Ironically Cllr Harper's resignation statement was delivered to coincide with a press release from the council's PR team highlighting Fenland's achievement in recent Audit Commission evaluations.
The assessment was glowing, and described Fenland District Council as enjoying "strong leadership with staff committed to delivering excellent services". Fenland easily outperformed all other councils in Cambridgeshire, including the county council, and is now ranked fifth in the entire country.
Cllr Harper described this as a "fantastic achievement" and said the council was "clearly focussed on addressing the issues that are important".
That achievement, however, was rapidly overtaken by events as he later lambasted a recent standards committee which investigated, and cleared him, of allegations concerning independent councillor Mark Archer.

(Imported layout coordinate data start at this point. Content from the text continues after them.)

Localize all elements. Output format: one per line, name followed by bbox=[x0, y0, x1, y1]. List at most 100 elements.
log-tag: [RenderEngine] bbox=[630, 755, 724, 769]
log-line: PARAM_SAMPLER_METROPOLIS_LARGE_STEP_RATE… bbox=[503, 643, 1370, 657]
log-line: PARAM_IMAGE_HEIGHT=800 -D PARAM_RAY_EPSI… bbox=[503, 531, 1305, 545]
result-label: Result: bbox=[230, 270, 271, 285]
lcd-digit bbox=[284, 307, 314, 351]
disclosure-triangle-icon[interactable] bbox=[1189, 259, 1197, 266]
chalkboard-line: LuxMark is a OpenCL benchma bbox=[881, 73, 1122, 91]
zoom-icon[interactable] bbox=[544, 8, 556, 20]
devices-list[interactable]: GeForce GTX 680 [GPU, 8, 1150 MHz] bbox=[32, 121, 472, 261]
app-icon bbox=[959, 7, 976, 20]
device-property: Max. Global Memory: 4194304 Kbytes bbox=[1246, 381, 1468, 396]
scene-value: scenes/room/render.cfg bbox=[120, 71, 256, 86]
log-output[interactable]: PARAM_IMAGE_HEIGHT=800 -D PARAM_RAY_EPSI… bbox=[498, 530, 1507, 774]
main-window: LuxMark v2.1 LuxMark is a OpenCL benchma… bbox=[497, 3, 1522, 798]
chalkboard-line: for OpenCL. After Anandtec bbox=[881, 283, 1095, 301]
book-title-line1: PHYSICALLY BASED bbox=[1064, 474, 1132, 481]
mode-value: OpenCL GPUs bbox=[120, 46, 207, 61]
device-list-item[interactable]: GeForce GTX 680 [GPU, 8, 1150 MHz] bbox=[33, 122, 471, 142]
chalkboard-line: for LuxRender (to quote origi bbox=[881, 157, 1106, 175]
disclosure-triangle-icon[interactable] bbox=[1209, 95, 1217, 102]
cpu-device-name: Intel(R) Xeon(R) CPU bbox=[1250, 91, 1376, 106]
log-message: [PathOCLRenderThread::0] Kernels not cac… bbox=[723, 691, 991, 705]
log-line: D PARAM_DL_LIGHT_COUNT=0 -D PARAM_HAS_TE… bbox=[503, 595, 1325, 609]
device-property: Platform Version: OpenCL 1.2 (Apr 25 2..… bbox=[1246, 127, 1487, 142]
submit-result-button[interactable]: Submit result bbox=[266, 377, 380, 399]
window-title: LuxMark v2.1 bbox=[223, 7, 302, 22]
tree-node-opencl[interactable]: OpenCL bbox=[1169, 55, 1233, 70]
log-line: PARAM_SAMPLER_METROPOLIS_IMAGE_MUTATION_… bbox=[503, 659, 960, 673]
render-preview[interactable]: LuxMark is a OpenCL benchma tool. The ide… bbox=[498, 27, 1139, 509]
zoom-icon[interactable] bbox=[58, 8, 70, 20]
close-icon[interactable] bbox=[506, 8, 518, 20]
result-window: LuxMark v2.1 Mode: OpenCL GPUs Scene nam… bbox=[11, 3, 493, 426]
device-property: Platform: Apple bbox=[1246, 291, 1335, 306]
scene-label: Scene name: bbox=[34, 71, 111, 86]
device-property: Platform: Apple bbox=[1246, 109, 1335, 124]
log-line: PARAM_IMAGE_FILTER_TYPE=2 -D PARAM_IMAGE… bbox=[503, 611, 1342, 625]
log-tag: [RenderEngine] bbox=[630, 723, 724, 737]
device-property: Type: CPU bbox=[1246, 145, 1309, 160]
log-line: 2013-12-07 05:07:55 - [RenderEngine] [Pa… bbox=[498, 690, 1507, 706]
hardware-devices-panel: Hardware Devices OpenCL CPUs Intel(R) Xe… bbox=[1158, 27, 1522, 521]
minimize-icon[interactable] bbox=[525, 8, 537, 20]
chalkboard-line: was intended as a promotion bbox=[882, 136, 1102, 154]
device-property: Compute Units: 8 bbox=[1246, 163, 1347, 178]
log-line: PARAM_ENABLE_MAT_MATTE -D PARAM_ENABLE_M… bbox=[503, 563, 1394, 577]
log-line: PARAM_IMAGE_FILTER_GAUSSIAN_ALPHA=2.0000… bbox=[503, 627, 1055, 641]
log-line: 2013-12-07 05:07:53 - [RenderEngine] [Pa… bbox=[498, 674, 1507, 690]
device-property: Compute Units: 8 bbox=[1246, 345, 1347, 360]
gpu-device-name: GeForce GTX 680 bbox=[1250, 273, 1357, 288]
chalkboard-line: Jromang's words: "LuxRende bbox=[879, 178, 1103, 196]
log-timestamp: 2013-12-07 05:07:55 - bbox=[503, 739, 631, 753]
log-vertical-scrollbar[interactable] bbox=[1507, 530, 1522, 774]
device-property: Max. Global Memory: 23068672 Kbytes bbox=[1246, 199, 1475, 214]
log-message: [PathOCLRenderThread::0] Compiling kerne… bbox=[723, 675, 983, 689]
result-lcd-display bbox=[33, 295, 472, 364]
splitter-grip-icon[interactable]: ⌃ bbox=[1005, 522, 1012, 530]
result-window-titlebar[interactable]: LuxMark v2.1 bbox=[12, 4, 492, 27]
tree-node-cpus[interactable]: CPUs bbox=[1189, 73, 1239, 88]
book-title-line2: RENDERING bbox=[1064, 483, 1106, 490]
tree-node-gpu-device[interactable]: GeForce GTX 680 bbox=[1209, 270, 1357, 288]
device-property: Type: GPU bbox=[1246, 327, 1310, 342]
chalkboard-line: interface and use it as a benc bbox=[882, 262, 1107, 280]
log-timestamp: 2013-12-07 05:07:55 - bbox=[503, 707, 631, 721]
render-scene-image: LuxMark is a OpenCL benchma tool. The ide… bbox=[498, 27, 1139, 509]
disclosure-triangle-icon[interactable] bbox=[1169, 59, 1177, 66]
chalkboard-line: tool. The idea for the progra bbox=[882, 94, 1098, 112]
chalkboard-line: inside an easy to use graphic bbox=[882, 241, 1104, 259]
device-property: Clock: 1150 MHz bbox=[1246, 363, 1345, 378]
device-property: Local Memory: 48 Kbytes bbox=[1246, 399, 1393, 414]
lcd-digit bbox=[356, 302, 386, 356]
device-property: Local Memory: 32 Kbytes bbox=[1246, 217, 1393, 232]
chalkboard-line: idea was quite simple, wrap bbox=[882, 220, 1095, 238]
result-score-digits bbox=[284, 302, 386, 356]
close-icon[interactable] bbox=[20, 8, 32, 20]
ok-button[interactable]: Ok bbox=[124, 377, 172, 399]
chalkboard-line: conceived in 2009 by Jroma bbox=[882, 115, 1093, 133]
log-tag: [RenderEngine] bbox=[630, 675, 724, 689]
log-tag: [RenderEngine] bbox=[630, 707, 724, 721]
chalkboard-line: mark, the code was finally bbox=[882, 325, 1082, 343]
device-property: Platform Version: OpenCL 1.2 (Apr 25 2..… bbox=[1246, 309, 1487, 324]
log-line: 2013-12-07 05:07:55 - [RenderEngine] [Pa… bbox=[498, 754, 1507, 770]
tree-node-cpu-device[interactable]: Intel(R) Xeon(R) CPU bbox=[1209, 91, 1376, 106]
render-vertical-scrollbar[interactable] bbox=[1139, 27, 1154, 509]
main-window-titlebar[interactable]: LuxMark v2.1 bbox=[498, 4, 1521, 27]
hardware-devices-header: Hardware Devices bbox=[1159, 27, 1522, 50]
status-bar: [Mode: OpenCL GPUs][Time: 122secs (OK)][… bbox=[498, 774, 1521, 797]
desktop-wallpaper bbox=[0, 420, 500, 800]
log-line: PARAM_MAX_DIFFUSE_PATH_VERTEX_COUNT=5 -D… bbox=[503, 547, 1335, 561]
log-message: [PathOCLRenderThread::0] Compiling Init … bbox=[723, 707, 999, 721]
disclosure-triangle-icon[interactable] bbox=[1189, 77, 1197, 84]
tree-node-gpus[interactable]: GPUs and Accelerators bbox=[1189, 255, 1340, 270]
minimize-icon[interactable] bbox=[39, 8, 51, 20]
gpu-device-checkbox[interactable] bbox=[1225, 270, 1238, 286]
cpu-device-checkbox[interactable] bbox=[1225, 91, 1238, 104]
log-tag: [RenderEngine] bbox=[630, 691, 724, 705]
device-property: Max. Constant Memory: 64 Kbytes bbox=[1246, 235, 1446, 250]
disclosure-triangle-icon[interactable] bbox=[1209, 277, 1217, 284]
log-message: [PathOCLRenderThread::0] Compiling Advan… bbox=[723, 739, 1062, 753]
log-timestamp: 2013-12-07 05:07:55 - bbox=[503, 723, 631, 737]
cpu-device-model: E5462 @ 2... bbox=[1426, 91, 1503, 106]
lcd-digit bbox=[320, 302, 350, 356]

Cllr Harper described the £5,500 inquiry as a "vexatious political stunt to undermine my integrity".
It was "a scandal and reminiscent of totalitarian regimes where anyone can be denounced by any individual pursuing their own political ends". A future Conservative Government would, he said, abolish "this expensive, time consuming and intrusive legislation".
He said the matter was made worse by a fellow councillor (who I understand to be Councillor Jan French) who volunteered evidence against him during the inquiry and "perhaps that person will now consider resigning from the group".

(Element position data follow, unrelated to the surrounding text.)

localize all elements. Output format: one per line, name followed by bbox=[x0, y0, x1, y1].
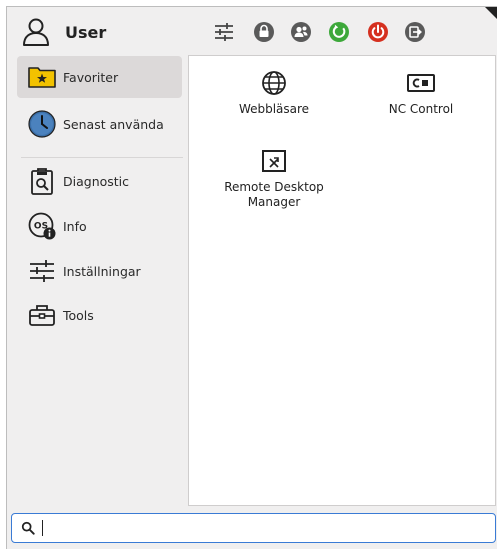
app-label: Webbläsare bbox=[238, 102, 310, 116]
clock-icon bbox=[27, 109, 57, 139]
header: User bbox=[7, 7, 497, 55]
nc-control-icon bbox=[406, 68, 436, 98]
sidebar-item-installningar[interactable]: Inställningar bbox=[17, 250, 182, 292]
star-folder-icon bbox=[27, 62, 57, 92]
app-label: NC Control bbox=[388, 102, 454, 116]
app-tile-nc-control[interactable]: NC Control bbox=[361, 68, 481, 117]
sidebar-item-label: Diagnostic bbox=[63, 173, 130, 189]
sidebar-item-label: Inställningar bbox=[63, 263, 141, 279]
os-info-icon: OS bbox=[27, 211, 57, 241]
sidebar-item-senast-anvanda[interactable]: Senast använda bbox=[17, 103, 182, 145]
globe-icon bbox=[259, 68, 289, 98]
sidebar-item-label: Favoriter bbox=[63, 69, 119, 85]
sidebar-divider bbox=[21, 157, 183, 158]
sidebar-item-label: Senast använda bbox=[63, 116, 164, 132]
search-input[interactable] bbox=[40, 519, 484, 537]
sidebar-item-label: Tools bbox=[63, 307, 94, 323]
settings-sliders-icon[interactable] bbox=[213, 21, 235, 43]
search-icon bbox=[20, 520, 36, 536]
switch-user-icon[interactable] bbox=[290, 21, 312, 43]
sidebar-item-label: Info bbox=[63, 218, 87, 234]
sidebar-item-diagnostic[interactable]: Diagnostic bbox=[17, 160, 182, 202]
sidebar-item-info[interactable]: OS Info bbox=[17, 205, 182, 247]
app-tile-remote-desktop-manager[interactable]: Remote Desktop Manager bbox=[214, 146, 334, 210]
user-section[interactable]: User bbox=[21, 15, 106, 49]
power-icon[interactable] bbox=[367, 21, 389, 43]
user-icon bbox=[23, 18, 49, 46]
text-cursor bbox=[42, 520, 43, 536]
sliders-icon bbox=[27, 256, 57, 286]
clipboard-search-icon bbox=[27, 166, 57, 196]
toolbox-icon bbox=[27, 300, 57, 330]
restart-icon[interactable] bbox=[328, 21, 350, 43]
app-tile-webblasare[interactable]: Webbläsare bbox=[214, 68, 334, 117]
app-menu-window: User Favoriter Senast använda Diagnostic… bbox=[6, 6, 497, 549]
search-box[interactable] bbox=[11, 513, 496, 543]
favorites-panel: Webbläsare NC Control Remote Desktop Man… bbox=[188, 55, 496, 506]
user-name: User bbox=[65, 22, 107, 42]
sidebar-item-favoriter[interactable]: Favoriter bbox=[17, 56, 182, 98]
sidebar-item-tools[interactable]: Tools bbox=[17, 294, 182, 336]
logout-icon[interactable] bbox=[404, 21, 426, 43]
lock-icon[interactable] bbox=[253, 21, 275, 43]
remote-desktop-icon bbox=[259, 146, 289, 176]
app-label: Remote Desktop Manager bbox=[224, 180, 324, 209]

Cllr Yeulett, also a county councillor and Cabinet member at Shire Hall, now faces a period in the political wilderness, at least from Fenland Hall, as it is likely he will face temporary suspension from the Tory group.
As he left Fenland Hall on Wednesday he insisted "I stuck to my principles" and said he felt "relaxed" about the group's decision.

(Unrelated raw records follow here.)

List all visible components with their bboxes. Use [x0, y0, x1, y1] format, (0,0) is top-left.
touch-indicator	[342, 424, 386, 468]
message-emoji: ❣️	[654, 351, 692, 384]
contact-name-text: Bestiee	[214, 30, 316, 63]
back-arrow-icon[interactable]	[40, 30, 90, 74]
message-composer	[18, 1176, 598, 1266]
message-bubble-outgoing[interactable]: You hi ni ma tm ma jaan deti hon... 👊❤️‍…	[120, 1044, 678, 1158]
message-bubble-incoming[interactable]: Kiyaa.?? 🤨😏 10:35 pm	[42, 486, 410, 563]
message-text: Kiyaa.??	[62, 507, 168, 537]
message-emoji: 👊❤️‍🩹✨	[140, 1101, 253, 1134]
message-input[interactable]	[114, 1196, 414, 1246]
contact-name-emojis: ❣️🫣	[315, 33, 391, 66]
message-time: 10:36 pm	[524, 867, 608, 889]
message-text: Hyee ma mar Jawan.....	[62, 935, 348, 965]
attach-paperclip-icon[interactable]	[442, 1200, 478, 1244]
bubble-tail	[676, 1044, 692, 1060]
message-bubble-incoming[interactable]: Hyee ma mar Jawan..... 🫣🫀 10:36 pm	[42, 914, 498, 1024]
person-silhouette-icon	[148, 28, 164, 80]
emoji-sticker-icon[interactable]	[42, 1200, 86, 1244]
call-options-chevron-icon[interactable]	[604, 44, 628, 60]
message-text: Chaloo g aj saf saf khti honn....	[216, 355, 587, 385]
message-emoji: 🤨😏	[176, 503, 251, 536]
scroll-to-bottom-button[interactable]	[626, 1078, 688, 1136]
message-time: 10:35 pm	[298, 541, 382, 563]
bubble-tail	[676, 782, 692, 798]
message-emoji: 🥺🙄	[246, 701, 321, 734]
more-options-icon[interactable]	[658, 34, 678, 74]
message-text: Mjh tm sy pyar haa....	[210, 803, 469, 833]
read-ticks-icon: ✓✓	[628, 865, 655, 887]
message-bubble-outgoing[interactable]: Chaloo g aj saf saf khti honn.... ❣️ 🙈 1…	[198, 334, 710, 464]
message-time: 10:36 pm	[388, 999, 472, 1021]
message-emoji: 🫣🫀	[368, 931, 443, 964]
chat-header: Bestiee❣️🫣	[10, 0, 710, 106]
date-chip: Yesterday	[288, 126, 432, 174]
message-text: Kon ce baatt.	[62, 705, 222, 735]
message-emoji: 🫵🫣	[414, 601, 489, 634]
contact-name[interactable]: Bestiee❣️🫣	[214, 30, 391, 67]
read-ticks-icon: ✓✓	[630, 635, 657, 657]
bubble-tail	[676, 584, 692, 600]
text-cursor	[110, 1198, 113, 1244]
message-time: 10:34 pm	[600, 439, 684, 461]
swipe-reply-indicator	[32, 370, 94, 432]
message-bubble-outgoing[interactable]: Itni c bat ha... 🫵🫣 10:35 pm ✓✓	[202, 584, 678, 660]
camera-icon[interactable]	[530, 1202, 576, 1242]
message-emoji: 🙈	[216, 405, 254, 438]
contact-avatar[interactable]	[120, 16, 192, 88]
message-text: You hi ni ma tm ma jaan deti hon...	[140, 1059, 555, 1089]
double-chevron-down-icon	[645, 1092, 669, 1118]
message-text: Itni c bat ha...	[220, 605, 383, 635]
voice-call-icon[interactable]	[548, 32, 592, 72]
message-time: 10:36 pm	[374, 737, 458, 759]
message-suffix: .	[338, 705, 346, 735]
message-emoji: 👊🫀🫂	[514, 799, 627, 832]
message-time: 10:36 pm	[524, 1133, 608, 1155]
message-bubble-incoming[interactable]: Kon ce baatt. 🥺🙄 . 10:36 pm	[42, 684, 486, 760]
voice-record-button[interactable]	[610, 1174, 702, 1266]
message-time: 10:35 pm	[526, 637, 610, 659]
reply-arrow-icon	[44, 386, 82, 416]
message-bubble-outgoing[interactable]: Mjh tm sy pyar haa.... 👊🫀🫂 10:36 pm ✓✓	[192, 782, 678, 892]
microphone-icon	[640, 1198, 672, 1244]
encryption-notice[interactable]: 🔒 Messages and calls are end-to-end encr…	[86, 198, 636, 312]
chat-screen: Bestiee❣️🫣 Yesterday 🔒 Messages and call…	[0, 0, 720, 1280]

Now begins the battle for control of the council with Cllr Melton expected to be an early name in the ring.
Others possibly looking to take over will almost certainly include Councillor Simon King, who has only recently been given a Cabinet post, but it seems unlikely others such as Councillor Kit Owen would command the support needed to make a plausible stand.
Whoever takes over can be expected to make wholesale changes to their Cabinet and that could also include re-thinking controversial issues such as the £75,000 cost of switching the Horsefair taxi rank in Wisbech.
There is also the rather more immediate threat of steering through this year's Council Tax rise, expected to be three per cent, and of dealing with growing discontent among back benchers protesting about the mushroom effect - being kept in the dark and having, effectively, manure thrown on them!
Cllr Harper added that had it not been for the standards committee inquiry he had planned to resign earlier.
"I will be 73 in January and I consider it the right time," he said.